Steve Wing, associate professor of epidemiology, earned a master’s degree in sociology from Duke University in 1980 and a doctorate in epidemiology from UNC’s public health school three years later.
His authorship of more than 90 refereed journal articles includes research on the environment, ethics, global health, health policy, minority, rural and occupational health, and public health practice. Recent work particularly has addressed health problems associated with industrialized hog farming in North Carolina and community-driven environmental justice.
Selection committee members noted the number of dissertation and thesis committees on which Wing had served, “reflecting the great value students have found in your counsel.” Committee members said that his nurturing of students, during their time at Carolina and beyond, was extraordinary and inspirational.

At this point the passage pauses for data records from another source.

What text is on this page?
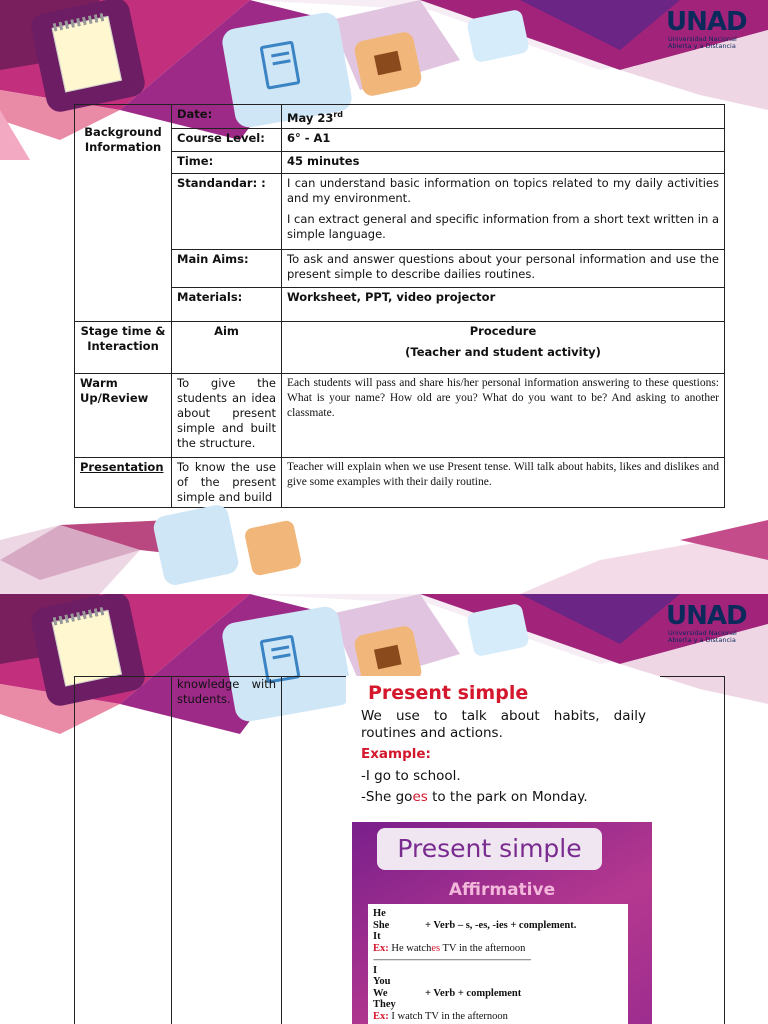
UNAD
Universidad Nacional
Abierta y a Distancia
Background Information	Date:	May 23rd
	Course Level:	6° - A1
	Time:	45 minutes
	Standandar: :	I can understand basic information on topics related to my daily activities and my environment.
I can extract general and specific information from a short text written in a simple language.

	Main Aims:	To ask and answer questions about your personal information and use the present simple to describe dailies routines.
	Materials:	Worksheet, PPT, video projector
Stage time & Interaction	Aim	Procedure
(Teacher and student activity)

Warm Up/Review	To give the students an idea about present simple and built the structure.	Each students will pass and share his/her personal information answering to these questions: What is your name? How old are you? What do you want to be? And asking to another classmate.
Presentation	To know the use of the present simple and build	Teacher will explain when we use Present tense. Will talk about habits, likes and dislikes and give some examples with their daily routine.
UNAD
Universidad Nacional
Abierta y a Distancia
	knowledge with students.		Present simple
We use to talk about habits, daily routines and actions.
Example:
-I go to school.
-She goes to the park on Monday.
Present simple
Affirmative
He
She	+ Verb – s, -es, -ies + complement.
It
Ex: He watches TV in the afternoon
----------------------------------------------------------------------
I
You
We	+ Verb + complement
They
Ex: I watch TV in the afternoon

“Dr. Wing’s kindness and patience provide a welcoming environment,” one student nominator wrote. “He values his students’ ideas and opinions, encouraging and creating opportunities for them to become involved in his projects in leadership roles. He has patiently guided several of us in pursuing opportunities to become involved in community-based research, collaborate with community organizations and lead research and intervention projects. He rarely provides answers to students’ questions, opting instead to guide them to their own decisions by helping dissect and analyze a challenge. This approach places emphasis on the development of critical thinking skills.”
Andrew Olshan, PhD, Barbara Sorenson Hulka Distinguished Professor in Cancer Epidemiology and chair of the Gillings School’s epidemiology department, noted that one of the most important aspects of being a faculty member is to provide strong and consistent mentorship to graduate students.
“This is critical to training the next generation of public health scientists,” Olshan said. “Only through the mentorship relationship can students fully start to develop as confident and successful professionals. Steve has a long record of high-quality mentorship, and we in the department are proud that he has received this recognition.”